Tests compare drugs for hepatitis

Swiss drugmaker Roche’s brand of interferon can help control Hepatitis B, a potentially deadly liver infection, better than a competitor’s drug can, according to a new study published on Wednesday.

After 48 weeks of treating patients with Roche’s drug, researcher George Lau and his team at Queen Mary Hospital in Hong Kong found that Pegasys suppressed the virus better than British company GlaxoSmithKline Plc ‘s drug lamivudine.

A separate Hepatitis B study found a third drug, Foster City, California-based Gilead Sciences ‘s Hepsera, is effective only with continued use.

Its effects disappear within weeks after patients stopped taking the medicine.

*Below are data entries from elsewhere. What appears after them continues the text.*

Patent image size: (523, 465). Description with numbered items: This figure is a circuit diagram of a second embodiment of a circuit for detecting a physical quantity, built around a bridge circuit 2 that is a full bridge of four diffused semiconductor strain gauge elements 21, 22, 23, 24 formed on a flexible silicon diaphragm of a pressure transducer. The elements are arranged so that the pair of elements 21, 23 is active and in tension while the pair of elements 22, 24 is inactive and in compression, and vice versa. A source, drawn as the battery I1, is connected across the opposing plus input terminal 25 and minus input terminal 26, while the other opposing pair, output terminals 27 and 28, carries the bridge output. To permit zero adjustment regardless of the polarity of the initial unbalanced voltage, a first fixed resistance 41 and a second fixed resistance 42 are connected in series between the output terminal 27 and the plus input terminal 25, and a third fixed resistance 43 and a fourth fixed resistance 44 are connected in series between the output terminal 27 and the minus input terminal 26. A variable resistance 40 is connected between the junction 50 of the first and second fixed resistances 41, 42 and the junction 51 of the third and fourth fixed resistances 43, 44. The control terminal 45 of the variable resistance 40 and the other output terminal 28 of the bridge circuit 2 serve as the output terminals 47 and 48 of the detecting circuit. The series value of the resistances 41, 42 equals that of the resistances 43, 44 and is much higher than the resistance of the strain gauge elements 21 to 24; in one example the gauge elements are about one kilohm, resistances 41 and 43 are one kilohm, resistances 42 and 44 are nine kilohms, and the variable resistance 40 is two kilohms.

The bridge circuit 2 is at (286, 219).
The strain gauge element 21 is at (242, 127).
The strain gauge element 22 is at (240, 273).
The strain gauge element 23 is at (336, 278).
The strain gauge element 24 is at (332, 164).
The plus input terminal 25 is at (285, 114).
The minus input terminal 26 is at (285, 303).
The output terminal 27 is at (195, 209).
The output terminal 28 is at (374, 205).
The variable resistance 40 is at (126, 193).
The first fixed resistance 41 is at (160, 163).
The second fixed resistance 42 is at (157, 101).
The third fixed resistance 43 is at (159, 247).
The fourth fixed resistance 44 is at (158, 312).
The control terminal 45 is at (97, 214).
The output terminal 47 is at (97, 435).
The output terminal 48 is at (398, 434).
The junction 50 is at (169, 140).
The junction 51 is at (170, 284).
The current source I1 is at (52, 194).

The studies were published in the latest edition of the New England Journal of Medicine. The drug companies financed the studies, held and analyzed the data and more than half of the named authors had financial ties to those companies.

Some 400 million people worldwide are believed to be infected with Hepatitis B, which attacks the liver and can lead to liver cancer and death. The disease is caused by a virus, often spread through having unprotected sex or sharing needles with an infected person.

A handful of drugs have been approved to treat the condition, but their relative usefulness is a matter for debate, especially when treatment costs can range from $5,000 to $15,000 per year.

While patients treated with Pegasys suffered more side effects like depression, fatigue, headache, fever and muscle pain, the researchers said their finding supports the use of Pegasys, formally known as peginterferon alfa-2a, as a go-to drug for a common type of long-term hepatitis B.

The study of Hepsera, also known by the generic name adefovir dipivoxil, followed people with another form of hepatitis B, HbeAg-negative, which accounts for about 14 percent of U.S. cases and even more elsewhere.

A team led by Stephanos Hadziyannis of Henry Dunant Hospital in Athens, which has been following 185 volunteers, some of whom who have gone on and off the drug for as long as 144 weeks, discovered that Hepsera continues to work in more than two out of three patients.

However they found that when patients stopped taking the drug, the Hepatitis B virus became reactivated, with amounts of the virus returning to pre-treatment levels within a month.

“Long-term therapy will be needed for the majority of patients,” they concluded.

In a Journal editorial, Anna Suk-Fong Lok said she was disappointed that the treatment did not wipe out Hepatitis B from the body.

The Hadziyannis team also reported in the Journal that after nearly three years of treatment, only 6 percent of patients had developed a mutation that made the virus resistant to the drug. By comparison, when lamivudine is given, the drug typically loses its effectiveness in 20 percent of patients each year.